Alcott regarded his conversations as a distinct genre of communication, which he hoped eventually to raise to an art form. He wrote in his journal in 1856, “Alcott is making the Conversation,” just as he believed that Garrison had “made” the Convention, Greeley the Newspaper, and Emerson the Lecture. All these media, Alcott thought, were “purely American organs and institutions, which no country nor people besides ours can claim as we can.” The reporter who wrote “An Evening with Alcott” considered the conversation “a feature of social life peculiar to Massachusetts,” and was of the opinion that its flavor was “as essentially Yankee as…the Baldwin apple or the Concord grape.” Curiously, however, as the writer was obliged to admit, the conversation lacked the traits that one instinctively associated with New England thinking. Alcott's conversations in particular were neither practical nor shrewd nor sharply definite in their opinions. They did not offer “common sense,” but only “uncommon sense.”
29

As Alcott was well aware, however, his conversations were not a potent recipe for making money. In the years from 1848 to 1853, they earned a total of $750—a living wage for about six months.
30
In marked contrast to her father, Louisa became acutely conscious of the details of her personal finances. Beginning in 1850, at the age of eighteen, she kept a record in which she noted down to the dollar the amount of money that she took in every year. She was now keenly aware of the family's financial straits and eager to do what she could to alleviate them.

Alcott's life nearly came to an end in the summer of 1850, when he and the rest of the family contracted smallpox from, as Louisa put it, “some poor immigrants whom Mother took into our garden and fed one day.”
31
The girls caught the disease only slightly. Abba's case was somewhat worse. Bronson became dangerously ill and, for several weeks, was too weakened to leave his bed. Thankfully, he recovered without suffering the facial scarring that often came with the disease. It was yet another instance, though hardly the last, of the price the family paid for its kindness to others.
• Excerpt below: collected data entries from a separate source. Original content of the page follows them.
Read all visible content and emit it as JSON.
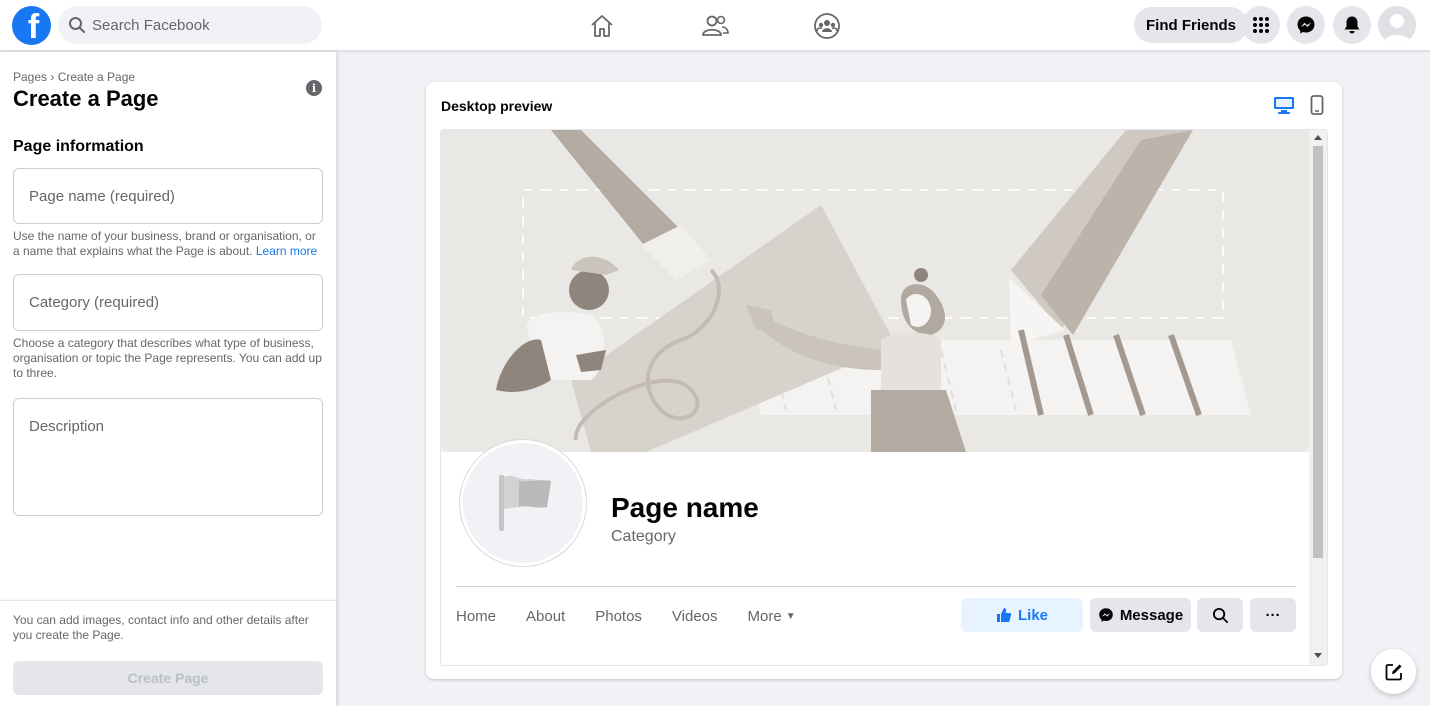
{
  "topbar": {
    "logo_letter": "f",
    "search_placeholder": "Search Facebook",
    "nav_icons": [
      "home-icon",
      "friends-icon",
      "groups-icon"
    ],
    "find_friends_label": "Find Friends",
    "right_icons": [
      "menu-grid-icon",
      "messenger-icon",
      "bell-icon"
    ]
  },
  "left": {
    "breadcrumb": "Pages › Create a Page",
    "title": "Create a Page",
    "section_title": "Page information",
    "page_name_placeholder": "Page name (required)",
    "page_name_help": "Use the name of your business, brand or organisation, or a name that explains what the Page is about.",
    "learn_more": "Learn more",
    "category_placeholder": "Category (required)",
    "category_help": "Choose a category that describes what type of business, organisation or topic the Page represents. You can add up to three.",
    "description_placeholder": "Description",
    "footer_note": "You can add images, contact info and other details after you create the Page.",
    "create_button": "Create Page"
  },
  "preview": {
    "title": "Desktop preview",
    "page_name": "Page name",
    "category": "Category",
    "tabs": [
      "Home",
      "About",
      "Photos",
      "Videos",
      "More"
    ],
    "like_label": "Like",
    "message_label": "Message",
    "more_actions": "···"
  },
  "colors": {
    "brand": "#1877f2",
    "background": "#f0f2f5",
    "secondary_text": "#65676b"
  }
}
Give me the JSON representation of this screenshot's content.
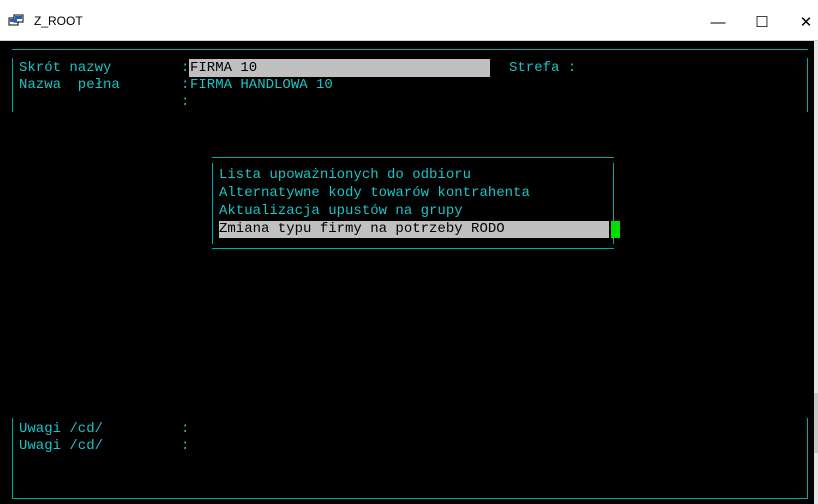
{
  "window": {
    "title": "Z_ROOT",
    "minimize": "—",
    "maximize": "☐",
    "close": "✕"
  },
  "form": {
    "skrot_label": "Skrót nazwy",
    "skrot_value": "FIRMA 10",
    "strefa_label": "Strefa :",
    "nazwa_label": "Nazwa  pełna",
    "nazwa_value": "FIRMA HANDLOWA 10",
    "colon": ":",
    "uwagi1_label": "Uwagi /cd/",
    "uwagi2_label": "Uwagi /cd/"
  },
  "menu": {
    "items": [
      "Lista upoważnionych do odbioru",
      "Alternatywne kody towarów kontrahenta",
      "Aktualizacja upustów na grupy",
      "Zmiana typu firmy na potrzeby RODO"
    ],
    "selected_index": 3
  },
  "colors": {
    "text": "#19c5c5",
    "border": "#00aaaa",
    "highlight": "#c0c0c0",
    "cursor": "#00e000"
  }
}
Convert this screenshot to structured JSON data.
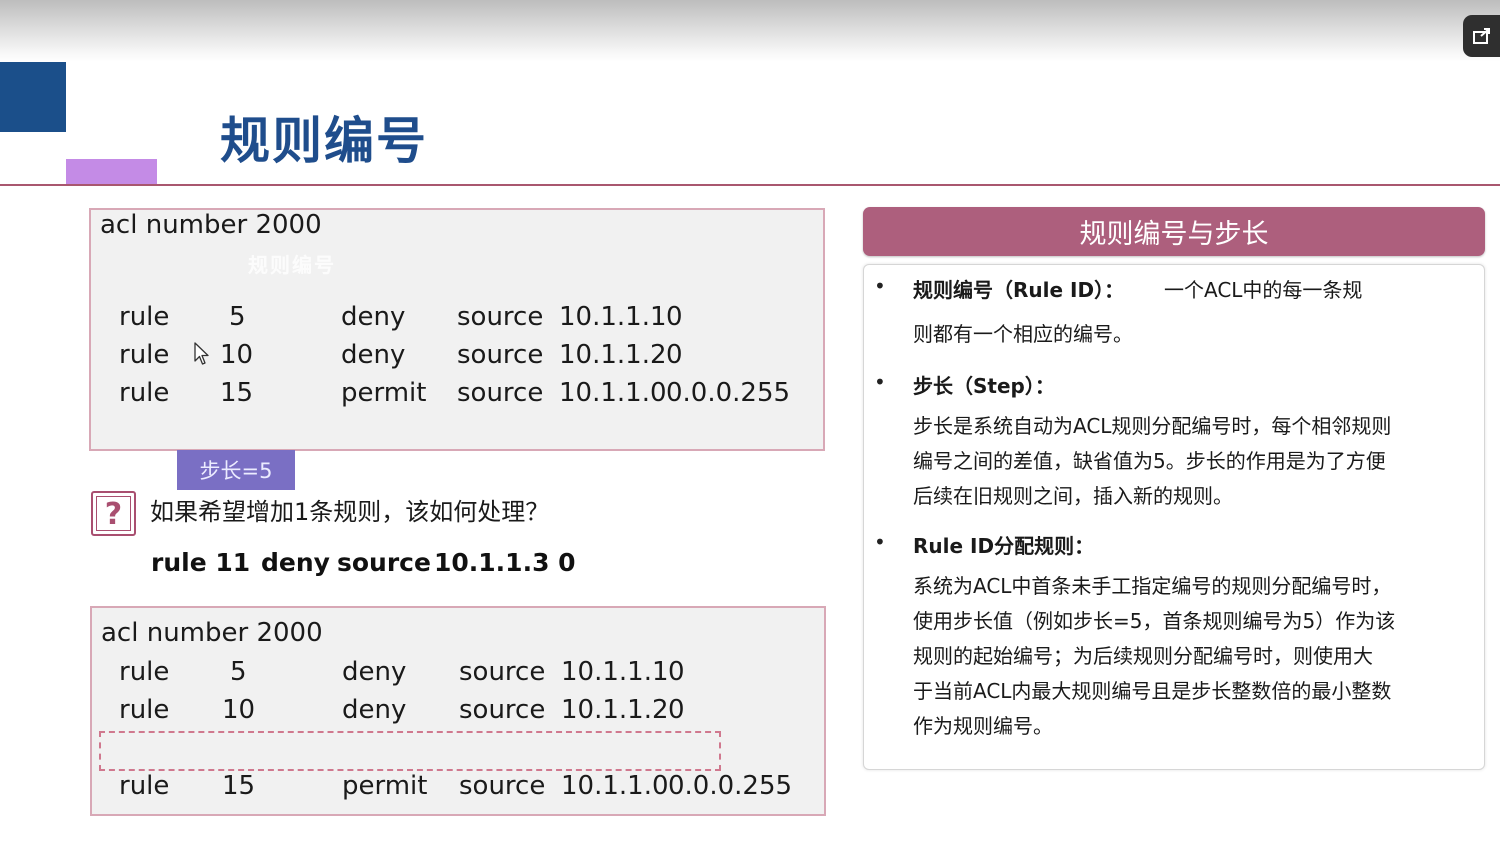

Meanwhile, the women of the family struggled to keep bodies and souls together. Louisa now taught a school on Suffolk Street, which her father wistfully visited, wishing that he could have a school again. Louisa would gladly have given him hers. The vocation that he adored left her utterly cold. After teaching for two years, she reached the unabashed conclusion that she hated it. Although necessity drove her back to the classroom a number of times, she never changed her mind. At the same time, however, the professions that she found most appealing—acting and writing—seemed beyond her reach. But idleness was unacceptable, and not only as a matter of family economy. It was essential to Louisa's nature always to be doing or planning something. The question for her was not whether to be active, but how.